AVD Rolling Hostpool Update
Jun 7, 2025 at 15:20
Concept: Automated Rolling Updates for AVD Hostpools
Objective
Design and implement a fully automated process for updating (redeploying) all session hosts within an Azure Virtual Desktop (AVD) hostpool. The solution must support scheduled (daily, weekly, monthly) and on-demand updates, operate without manual intervention, and ensure minimal disruption to end users by gracefully draining active sessions.
Key Requirements
- Automation: The update process is entirely automated, requiring no manual interaction.
- Flexible Scheduling: Updates can be triggered on a regular schedule or on demand.
- User Session Management: Active user sessions are drained with a configurable grace period to prevent abrupt disconnections.
- Image and Disk Management: Session hosts are deployed from a custom image and provisioned to ephemeral disks for optimal performance and security.
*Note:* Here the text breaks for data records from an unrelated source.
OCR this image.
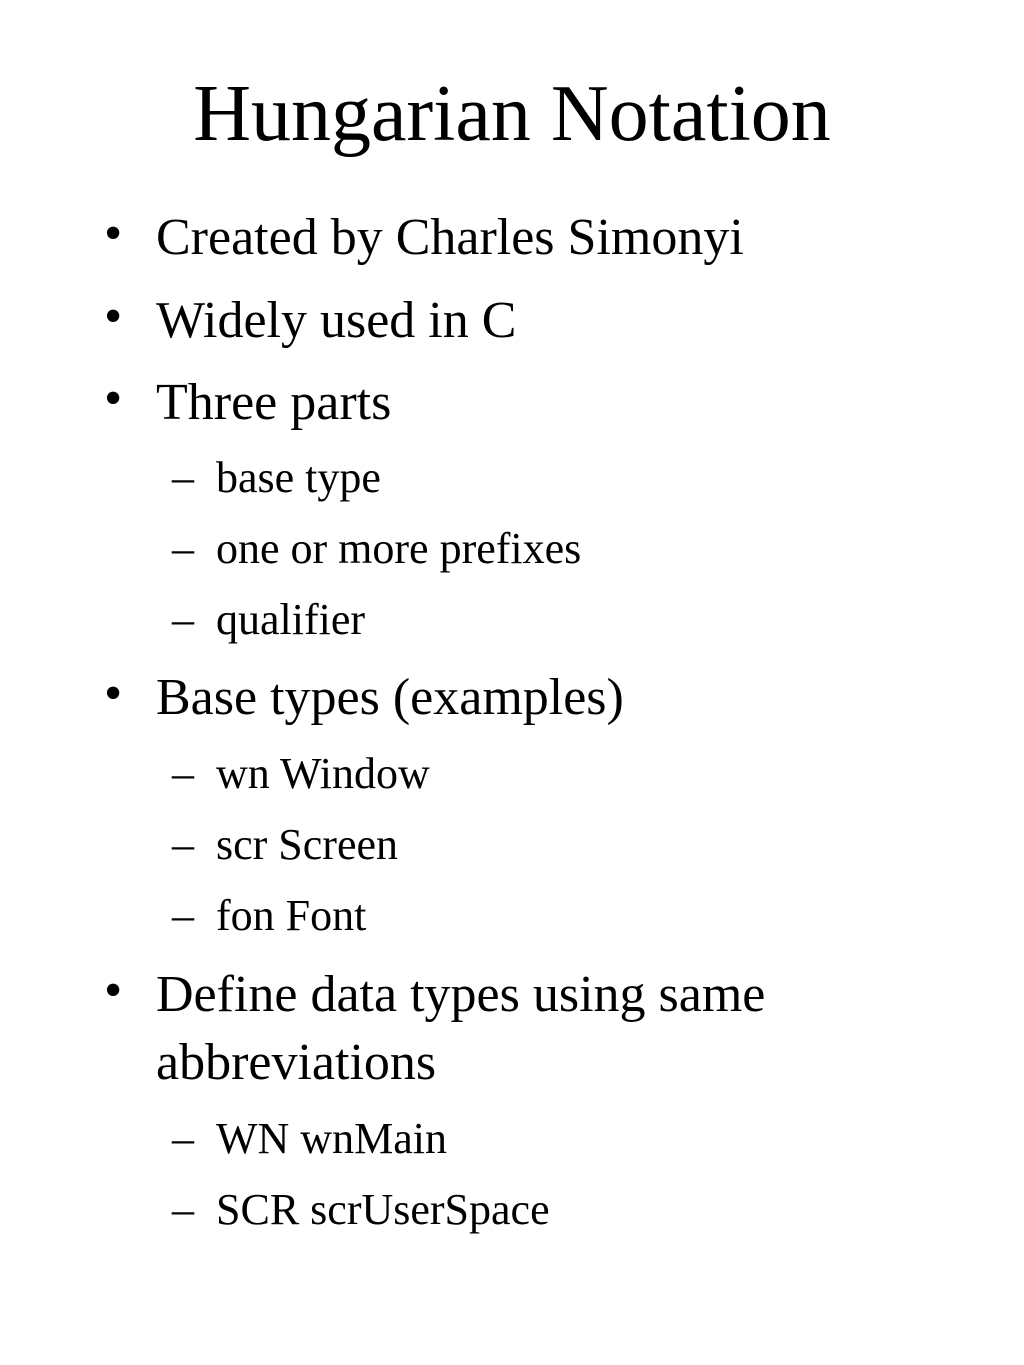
Hungarian Notation
• Created by Charles Simonyi
• Widely used in C
• Three parts
– base type
– one or more prefixes
– qualifier
• Base types (examples)
– wn Window
– scr Screen
– fon Font
• Define data types using same
abbreviations
– WN wnMain
– SCR scrUserSpace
- Disaster Recovery: Fixed disk session hosts are maintained for non-24/7 scenarios, serving as disaster recovery backups and supporting VM hibernation for cost efficiency.
Solution Overview
The solution involves the following key components and steps:
- Custom Image Creation: Develop a custom image containing the necessary applications and configurations for the session hosts.
- Hostpool Configuration: Set up an AVD hostpool with the desired number of session hosts, using the custom image for deployment.
- Ephemeral Disk Provisioning: Configure session hosts to use ephemeral disks, ensuring fast and secure temporary storage.
- Automation Script Development: Create scripts to automate the update process, including session host redeployment and user session management.
- Scheduled Tasks: Configure Azure Automation or similar services to trigger the update scripts based on the defined schedule (daily, weekly, monthly).
- On-Demand Update Mechanism: Implement a method for manually triggering updates when immediate action is required.
- Monitoring and Alerts: Set up monitoring for the update process, with alerts for any failures or issues that require attention.
Runbook Outline
- Pre-flight checks
- Confirm hostpool health, drain mode status, and image availability.
- Validate capacity to ensure enough active hosts during rollout.
- Session draining
- Set hosts to drain with a defined grace period.
- Notify active users where possible before disconnecting lingering sessions.
- Redeploy cycle
- Delete and recreate hosts from the latest image on ephemeral disks.
- Attach monitoring agents and validate FSLogix share access.
- Health verification
- Run synthetic sign-in tests.
- Check registration status and latency for each host.
- Handover and rollback
- Flip new hosts to production and remove drain mode.
- Provide a fast rollback to the previous image if sign-in or app validation fails.
Design Considerations
- Ephemeral vs. persistent: Use ephemeral for speed and security, but keep a small set of persistent hosts for DR and hibernation scenarios.
- Change windows: Align with business low-usage periods; automate notifications to service owners.
- Logging: Centralize logs (Log Analytics) for each lifecycle step to simplify audits and RCA.
- Testing: Maintain a pre-production hostpool that mirrors production with a reduced host count.